Today’s Gospel recounts a turning point in the life and ministry of Jesus. Up to this moment, he has lived and worked in Galilee, far from the center of things, and he has been known primarily as a healer and a teacher. But now, as Luke tells us, “he set his face to go to Jerusalem.” Jesus will leave his native area and go into the center of religious and civic life. Jesus sets his face to go to Jerusalem both literally and figuratively. He’s going to the capital city, and he’s taking his critique to the heart of Roman and Jewish life.

In our own capital city, this past week has been a time of triumph and of tragedy. On Wednesday night hundreds of people gathered here in the Cathedral’s nave to celebrate the two Supreme Court decisions overturning the Defense of Marriage Act and California’s Proposition 8.
It was a joyful night, full of laughter and tears,
as those who had suffered so much discrimination savored a cultural and legal turning point in our shared march toward justice.

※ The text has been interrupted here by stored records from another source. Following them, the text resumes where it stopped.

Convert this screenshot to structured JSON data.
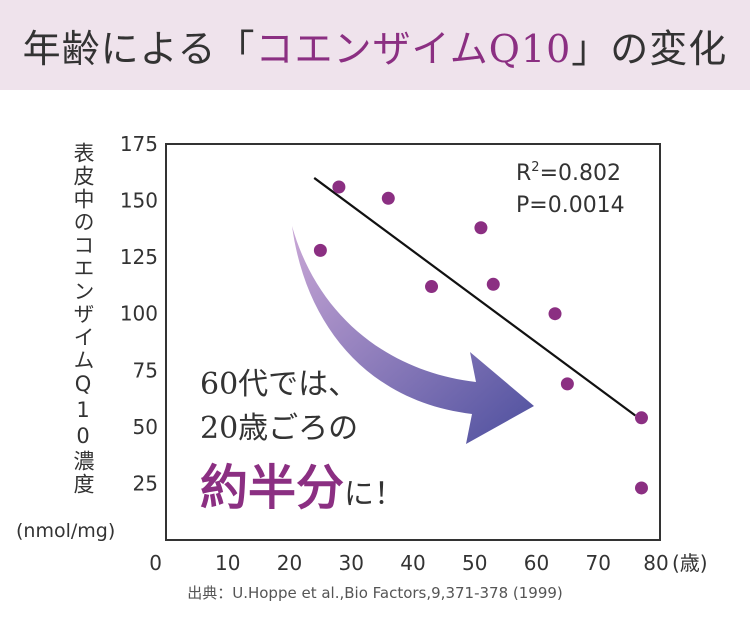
{
  "title": {
    "prefix": "年齢による「",
    "highlight": "コエンザイムQ10",
    "suffix": "」の変化"
  },
  "source": "出典：U.Hoppe et al.,Bio Factors,9,371-378 (1999)",
  "colors": {
    "title_band": "#efe3ec",
    "accent": "#8b2f82",
    "point": "#8b2f82",
    "arrow_start": "#c9a7d6",
    "arrow_end": "#4d4f9e"
  },
  "annotation": {
    "line1": "60代では、",
    "line2": "20歳ごろの",
    "line3_big": "約半分",
    "line3_tail": "に！"
  },
  "chart_data": {
    "type": "scatter",
    "title": "",
    "ylabel": "表皮中のコエンザイムQ10濃度",
    "yunit": "(nmol/mg)",
    "xunit": "(歳)",
    "xlim": [
      0,
      80
    ],
    "ylim": [
      0,
      175
    ],
    "x_ticks": [
      0,
      10,
      20,
      30,
      40,
      50,
      60,
      70,
      80
    ],
    "y_ticks": [
      25,
      50,
      75,
      100,
      125,
      150,
      175
    ],
    "points": [
      {
        "x": 25,
        "y": 128
      },
      {
        "x": 28,
        "y": 156
      },
      {
        "x": 36,
        "y": 151
      },
      {
        "x": 43,
        "y": 112
      },
      {
        "x": 51,
        "y": 138
      },
      {
        "x": 53,
        "y": 113
      },
      {
        "x": 63,
        "y": 100
      },
      {
        "x": 65,
        "y": 69
      },
      {
        "x": 77,
        "y": 54
      },
      {
        "x": 77,
        "y": 23
      }
    ],
    "trend": {
      "x1": 24,
      "y1": 160,
      "x2": 76,
      "y2": 55
    },
    "stats": {
      "r_prefix": "R",
      "r_sup": "2",
      "r_value": "=0.802",
      "p_label": "P=0.0014"
    },
    "grid": false
  }
}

But if Wednesday was a day of triumph, Tuesday was a day of tragedy when the same court that would extend marriage equality effectively gutted the central provision of the Voting Rights Act of 1965, a landmark of the civil rights movement. I remember what that movement achieved and what that achievement cost. I remember its adversaries and its martyrs, too. The civil rights movement is precious to me because my youthful participation in it brought me into contact with Christians, and those relationships drew me into the Church.

As I struggled to make sense of the news from Tuesday, I remembered a passage from the nineteenth-century American writer Ralph Waldo Emerson’s journals of 1851 regarding the Fugitive Slave Act, which made it a crime to give shelter to a runaway slave—even in Emerson’s “free” home state of Massachusetts. As you can imagine, those opposed to slavery were outraged. “This is not meddling with other people’s affairs,” Emerson wrote. “This is other people meddling with us.” The Fugitive Slave Act thwarted citizens engaged in “defending a human being who has taken the risks of being shot or burned alive, or cast into the sea, or starved to death or suffocated in a wooden box [to] recover the rights of man.” Worse still, as he observed, “this filthy enactment was made in the nineteenth century, by people who could read and write. I will not obey it, by God.”

What would Emerson say about a similar decision, made in the twenty-first century, by people who can read and write, too? In the words of the great John Lewis, who was twice beaten almost to death during the civil rights struggle, “The Supreme Court has stuck a dagger into the heart of the Voting Rights Act.” So along with Emerson, I have no choice but to call Tuesday’s decision rolling back the heart of the Voting Rights Act “a filthy enactment.” That it was made in the twenty-first century, “by people who could read and write” and who know better, makes it not only filthy but shameful. We must together call on Congress to restore what the Court has taken away. We must defend and rebuild the Voting Rights Act.

Now before you begin to think that this is another instance of the dean going all political on you, think what it means for us to be followers of Jesus. After all, Jesus does not go to Jerusalem alone. He calls us to go with him. Christianity has never been only about our own personal, private piety. We go with Jesus to Jerusalem because we are called to love our neighbors as ourselves. If we are really following Jesus, we try to care as much about the sufferings of people we don’t know as we do about our own children and parents and spouses and friends. The way you care for people you don’t know is by establishing justice—and public churches like this Cathedral cannot be neutral where issues of justice are at stake.

In following the One who set his face to go to Jerusalem, let us—as a community that embodies his love and purpose—set our faces to go there, too. Let us, with Jesus, stand with and for those who are up against it. Let us, with Jesus, hold ourselves to account as we seek to live out God’s values in a broken world. Amen.